La déchéance de nationalité, rarissime, n’était jusque là possible que pour les binationaux naturalisés depuis moins de 10 ans, 15 ans « pour les crimes et délits constituant une atteinte aux intérêts fondamentaux de la nation ». Même approuvée par une majorité de sondés, dont le souci de sécurité est compréhensible, l’élargissement à tous les bi-nationaux de cette disposition est une mesure raciste, sans utilité dans la lutte contre le terrorisme, une mesure délétère pour l’unité nationale si souhaitable dans ces circonstances.
(...) Cette discrimination qui stigmatisera des centaines de milliers de citoyens nés Français rencontre l’imaginaire apeuré de ceux qui, comme le prêchent Nadine Morano ou Marion Maréchal-Le Pen, peinent à reconnaître comme de vrais Français ceux dont la couleur ou le patronyme signalent qu’ils ont des ascendances familiales au Sud de la Méditerranée. En clair, les Arabes et les Noirs. Ce sont eux qui sont visés, chacun le sait.
Durant l’occupation nazie, des hommes et des femmes, des Français, ont collaboré avec l’envahisseur et se sont fait complices de crimes quantitativement beaucoup plus meurtriers que les horreurs dont les suppôts de Daech ont récemment accablé Paris. Des dizaines de milliers de juifs, de résistants, d’hommes et de femmes libres ont été victimes de cette alliance entre les bourreaux étrangers et leurs séides français. La Libération venue, ils n’ont pas été déchus de leur nationalité. Ils étaient Français. Ils avaient trahi leur patrie et leurs compatriotes. Ils ont été condamnés pour trahison, sévèrement châtiés et mis hors d’état de nuire. (...)

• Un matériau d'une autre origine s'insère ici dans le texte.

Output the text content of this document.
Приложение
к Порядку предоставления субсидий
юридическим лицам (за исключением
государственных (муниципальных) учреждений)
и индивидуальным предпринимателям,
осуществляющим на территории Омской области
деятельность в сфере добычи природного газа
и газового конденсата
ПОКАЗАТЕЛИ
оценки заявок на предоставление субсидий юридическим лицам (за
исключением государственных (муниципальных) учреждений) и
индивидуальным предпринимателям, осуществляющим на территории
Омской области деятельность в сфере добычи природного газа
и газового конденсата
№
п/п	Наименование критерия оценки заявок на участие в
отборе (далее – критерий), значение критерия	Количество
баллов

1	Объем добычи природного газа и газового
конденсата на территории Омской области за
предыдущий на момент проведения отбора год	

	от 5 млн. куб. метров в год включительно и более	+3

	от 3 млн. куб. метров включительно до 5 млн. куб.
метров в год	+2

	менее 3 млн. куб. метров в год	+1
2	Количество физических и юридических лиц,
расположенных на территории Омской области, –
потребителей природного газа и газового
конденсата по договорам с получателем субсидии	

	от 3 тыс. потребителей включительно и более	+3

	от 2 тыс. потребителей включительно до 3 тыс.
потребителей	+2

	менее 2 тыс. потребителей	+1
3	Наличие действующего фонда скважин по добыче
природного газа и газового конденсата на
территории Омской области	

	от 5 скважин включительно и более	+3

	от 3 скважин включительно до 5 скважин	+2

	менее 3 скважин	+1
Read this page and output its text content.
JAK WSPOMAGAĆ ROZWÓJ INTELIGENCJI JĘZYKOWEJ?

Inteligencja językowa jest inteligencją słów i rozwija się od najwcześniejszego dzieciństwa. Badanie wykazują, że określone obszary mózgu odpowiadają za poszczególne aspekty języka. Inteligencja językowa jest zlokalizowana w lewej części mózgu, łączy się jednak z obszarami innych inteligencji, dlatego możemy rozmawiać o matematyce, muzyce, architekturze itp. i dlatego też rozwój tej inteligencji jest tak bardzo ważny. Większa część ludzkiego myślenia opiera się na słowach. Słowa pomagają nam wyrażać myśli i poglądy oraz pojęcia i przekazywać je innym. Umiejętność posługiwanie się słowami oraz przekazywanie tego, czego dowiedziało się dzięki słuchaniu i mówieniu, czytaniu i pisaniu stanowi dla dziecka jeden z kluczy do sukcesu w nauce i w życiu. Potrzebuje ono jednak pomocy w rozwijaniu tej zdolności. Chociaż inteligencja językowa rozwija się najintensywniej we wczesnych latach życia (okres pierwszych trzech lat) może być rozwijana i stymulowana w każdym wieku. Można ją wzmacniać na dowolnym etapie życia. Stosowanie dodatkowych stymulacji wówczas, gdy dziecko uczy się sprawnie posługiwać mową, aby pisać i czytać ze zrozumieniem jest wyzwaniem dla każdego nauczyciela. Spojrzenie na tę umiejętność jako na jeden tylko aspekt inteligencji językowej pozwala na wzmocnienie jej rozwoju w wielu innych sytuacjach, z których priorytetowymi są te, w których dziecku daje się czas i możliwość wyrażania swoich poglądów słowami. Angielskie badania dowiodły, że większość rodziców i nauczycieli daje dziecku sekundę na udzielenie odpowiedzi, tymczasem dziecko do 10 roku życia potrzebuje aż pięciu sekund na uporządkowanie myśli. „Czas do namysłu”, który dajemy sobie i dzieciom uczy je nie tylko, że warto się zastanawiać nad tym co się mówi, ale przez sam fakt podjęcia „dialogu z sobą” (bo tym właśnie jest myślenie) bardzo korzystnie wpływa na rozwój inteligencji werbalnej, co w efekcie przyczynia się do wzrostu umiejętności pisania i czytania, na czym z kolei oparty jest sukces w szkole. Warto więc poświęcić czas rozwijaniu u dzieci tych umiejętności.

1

La République, si obsessionnellement invoquée, envisage donc de tracer une frontière entre ceux dont la francité est indéracinable et ceux qu’on peut en dévêtir par décision de justice.

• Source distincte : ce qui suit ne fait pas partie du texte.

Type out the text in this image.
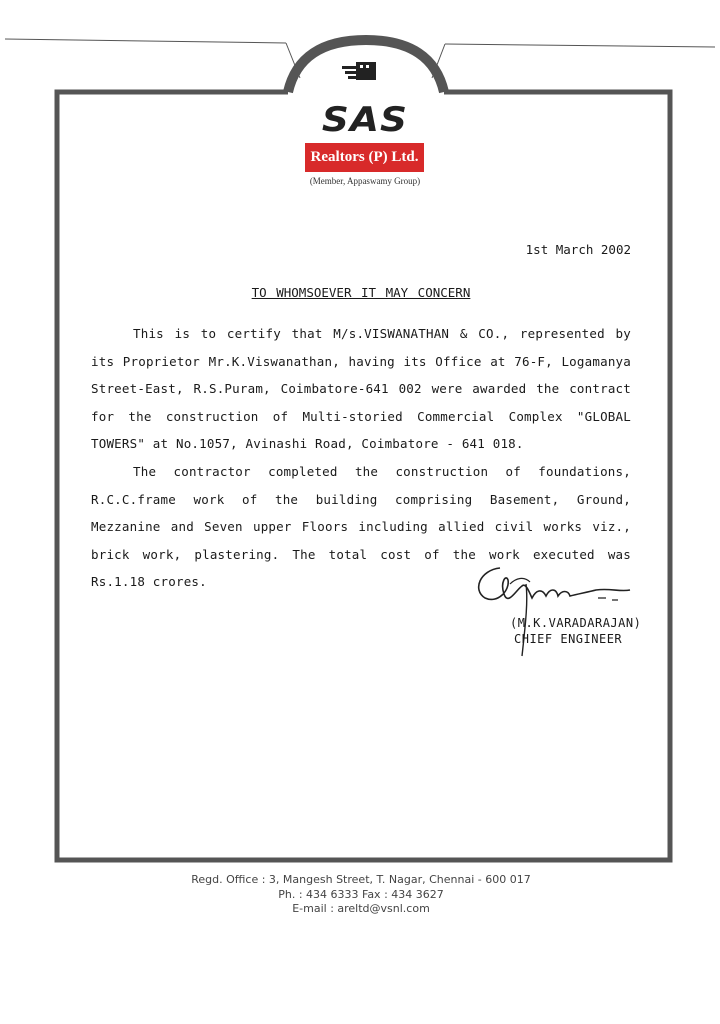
SAS
Realtors (P) Ltd.
(Member, Appaswamy Group)
1st March 2002
TO WHOMSOEVER IT MAY CONCERN

This is to certify that M/s.VISWANATHAN & CO., represented by its Proprietor Mr.K.Viswanathan, having its Office at 76-F, Logamanya Street-East, R.S.Puram, Coimbatore-641 002 were awarded the contract for the construction of Multi-storied Commercial Complex "GLOBAL TOWERS" at No.1057, Avinashi Road, Coimbatore - 641 018.

The contractor completed the construction of foundations, R.C.C.frame work of the building comprising Basement, Ground, Mezzanine and Seven upper Floors including allied civil works viz., brick work, plastering. The total cost of the work executed was Rs.1.18 crores.

(M.K.VARADARAJAN)
CHIEF ENGINEER
Regd. Office : 3, Mangesh Street, T. Nagar, Chennai - 600 017
Ph. : 434 6333 Fax : 434 3627
E-mail : areltd@vsnl.com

Selon la loi même, des centaines de milliers d’entre nous ne seront plus Français comme les autres. Français de circonstance. Français cosmétiques. Demi-Français. Comment peut-on ne pas voir le gouffre vertigineux qu’ouvrirait ce reniement de l’égalité républicaine ? (...)
Les Français qui, comme certains des terroristes du 13 novembre, se mettent au service des ennemis du pays et massacrent leurs compatriotes méritent qu’on les pourchasse, s’ils en réchappent qu’on les prenne, qu’on les juge et qu’on les punisse au niveau de leur forfait. Qu’ils ne somment Hauchard[1] ou Coulibaly[2]. Ceux qui vivent paisiblement et font tout naturellement société avec leurs compatriotes méritent d’être protégé par une République qui ne fait pas acception des confessions religieuses, des couleurs de peau ou des étymologies patronymiques. Qu’ils se nomment Hauchard ou Coulibaly.
Je ne dispose que de la nationalité française. Du fait de sa mère qui n’est pas née Française, mon fils né Français a deux passeports. On prévoit donc de tracer une frontière entre lui et moi, entre nos droits, entre nos obligations vis-à-vis de cette patrie que je lui ai donnée en héritage. Ça me fait vomir.